Blog: https://dandimackall.wordpress.com/

PETE & THE POWER OF STORY

May 4, 2017

Pete (2)

Meet Pete. Dr. Lyle Peter Daley, MD was of the magical, or diabolical, age to have served in WW1 and WW2. In the second war, he taught Army medics and doctors, preparing them for battlefield care. Like his sons, the beloved Dr. Pete had a dry wit and ready smile. Legend has it that when I was born, he took one look at me and declared, “She’s a dandy!” It’s a nice story anyway. I think I have memories of Pete, my grandfather, who was never called anything but “Pete.” I can picture his large shoes under our dining table, where I’d taken refuge during the grownups’ dinner. I can picture him standing beside his old car, and me, clinging to his ankles because I wanted to go with him.

But I was only 2 years old when he died. And now, I can’t distinguish memory from story, stories I’ve heard dozens of times. Am I really remembering those moments?

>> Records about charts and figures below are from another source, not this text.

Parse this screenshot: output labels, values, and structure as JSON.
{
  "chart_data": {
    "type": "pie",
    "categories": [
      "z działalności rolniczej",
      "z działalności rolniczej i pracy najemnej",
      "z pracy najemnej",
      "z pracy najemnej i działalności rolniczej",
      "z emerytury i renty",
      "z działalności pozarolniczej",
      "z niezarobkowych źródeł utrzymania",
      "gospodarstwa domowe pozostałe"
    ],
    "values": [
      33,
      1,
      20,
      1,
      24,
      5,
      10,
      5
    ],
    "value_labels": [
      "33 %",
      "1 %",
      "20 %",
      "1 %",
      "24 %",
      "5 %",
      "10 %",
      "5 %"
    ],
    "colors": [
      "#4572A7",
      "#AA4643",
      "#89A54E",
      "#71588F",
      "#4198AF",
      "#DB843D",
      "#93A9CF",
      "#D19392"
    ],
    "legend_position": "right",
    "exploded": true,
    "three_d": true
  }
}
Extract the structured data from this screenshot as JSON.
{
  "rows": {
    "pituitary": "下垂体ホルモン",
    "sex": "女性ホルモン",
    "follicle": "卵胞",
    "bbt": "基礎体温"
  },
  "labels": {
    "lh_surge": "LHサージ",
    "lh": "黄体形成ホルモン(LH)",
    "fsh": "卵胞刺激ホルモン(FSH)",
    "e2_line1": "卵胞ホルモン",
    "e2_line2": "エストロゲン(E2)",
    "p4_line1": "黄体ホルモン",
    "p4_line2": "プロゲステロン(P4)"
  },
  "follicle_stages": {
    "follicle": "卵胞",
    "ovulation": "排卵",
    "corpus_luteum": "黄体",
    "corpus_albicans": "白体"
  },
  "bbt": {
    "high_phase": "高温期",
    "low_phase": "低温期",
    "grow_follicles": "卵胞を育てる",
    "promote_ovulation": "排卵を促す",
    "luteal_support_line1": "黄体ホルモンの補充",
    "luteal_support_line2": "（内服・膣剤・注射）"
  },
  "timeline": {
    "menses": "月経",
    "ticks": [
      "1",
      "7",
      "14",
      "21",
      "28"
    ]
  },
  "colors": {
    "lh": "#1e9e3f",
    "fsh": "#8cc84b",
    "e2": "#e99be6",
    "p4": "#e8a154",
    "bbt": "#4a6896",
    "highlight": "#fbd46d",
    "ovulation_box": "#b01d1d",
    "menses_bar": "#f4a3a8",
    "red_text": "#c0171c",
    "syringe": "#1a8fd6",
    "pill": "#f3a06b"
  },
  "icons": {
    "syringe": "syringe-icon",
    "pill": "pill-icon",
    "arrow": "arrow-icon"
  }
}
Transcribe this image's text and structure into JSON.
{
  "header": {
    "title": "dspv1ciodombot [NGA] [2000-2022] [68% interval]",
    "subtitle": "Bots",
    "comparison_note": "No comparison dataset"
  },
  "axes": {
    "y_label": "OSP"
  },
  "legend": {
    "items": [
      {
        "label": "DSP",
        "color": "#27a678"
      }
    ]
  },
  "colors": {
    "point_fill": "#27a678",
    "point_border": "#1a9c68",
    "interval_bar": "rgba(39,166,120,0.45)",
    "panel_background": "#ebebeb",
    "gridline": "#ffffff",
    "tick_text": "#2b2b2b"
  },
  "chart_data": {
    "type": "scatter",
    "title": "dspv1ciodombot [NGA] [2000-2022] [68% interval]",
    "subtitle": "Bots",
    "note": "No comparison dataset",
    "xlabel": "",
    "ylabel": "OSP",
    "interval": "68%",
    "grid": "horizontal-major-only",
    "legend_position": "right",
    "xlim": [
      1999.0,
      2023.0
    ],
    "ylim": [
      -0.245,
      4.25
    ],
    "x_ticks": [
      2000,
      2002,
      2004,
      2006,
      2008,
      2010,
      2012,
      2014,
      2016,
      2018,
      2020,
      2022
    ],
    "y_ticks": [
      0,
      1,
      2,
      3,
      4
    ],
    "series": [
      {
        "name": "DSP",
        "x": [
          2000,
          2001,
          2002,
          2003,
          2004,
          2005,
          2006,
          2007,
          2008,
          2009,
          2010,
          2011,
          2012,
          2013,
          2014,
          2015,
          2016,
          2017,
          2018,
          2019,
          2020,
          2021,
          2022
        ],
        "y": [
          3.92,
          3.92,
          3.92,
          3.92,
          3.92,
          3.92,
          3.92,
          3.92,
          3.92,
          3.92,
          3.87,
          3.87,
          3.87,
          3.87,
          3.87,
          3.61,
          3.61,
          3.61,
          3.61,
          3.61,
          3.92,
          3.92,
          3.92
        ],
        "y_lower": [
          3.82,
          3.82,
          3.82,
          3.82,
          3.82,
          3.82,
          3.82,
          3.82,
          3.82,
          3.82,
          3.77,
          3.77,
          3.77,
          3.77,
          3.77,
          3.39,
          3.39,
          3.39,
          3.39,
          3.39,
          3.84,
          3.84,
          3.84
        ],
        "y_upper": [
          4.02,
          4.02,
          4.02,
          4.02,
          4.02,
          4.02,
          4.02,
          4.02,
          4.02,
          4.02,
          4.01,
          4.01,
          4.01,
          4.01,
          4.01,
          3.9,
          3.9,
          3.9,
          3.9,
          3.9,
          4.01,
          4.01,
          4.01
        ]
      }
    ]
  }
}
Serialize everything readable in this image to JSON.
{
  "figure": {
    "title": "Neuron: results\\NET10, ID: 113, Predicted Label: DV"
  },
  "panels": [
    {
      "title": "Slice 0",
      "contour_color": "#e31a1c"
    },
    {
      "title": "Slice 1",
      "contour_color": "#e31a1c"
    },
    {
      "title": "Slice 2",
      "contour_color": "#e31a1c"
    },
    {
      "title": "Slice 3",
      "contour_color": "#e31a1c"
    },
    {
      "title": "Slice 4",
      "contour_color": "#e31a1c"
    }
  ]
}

It was Pete’s heart attack that made Frank and Helen leave Washington D.C., put off their plans of moving south to set up their medical practice, probably in Miami, and go to Hamilton, Missouri, to care for the town’s patients “until Pete recovered.” But Pete never grew strong enough to resume his role as town doctor, and Frank and Helen stayed…and stayed…and stayed–50 years.

 

With Love, Hair-ever You Are

April 12, 2017

hair (2)

First lieutenant Frank R. Daley, M.D., U.S. Army, took issue with the orders of a certain bald Colonel, orders which had little to do with combat. I don’t understand why the colonel wanted Frank to cut his hair. Helen loved to run her fingers through those curls. But Frank’s refusal, along with his comment to the hairless colonel: “I guess misery loves company,” put him on the train to a much more dangerous assignment.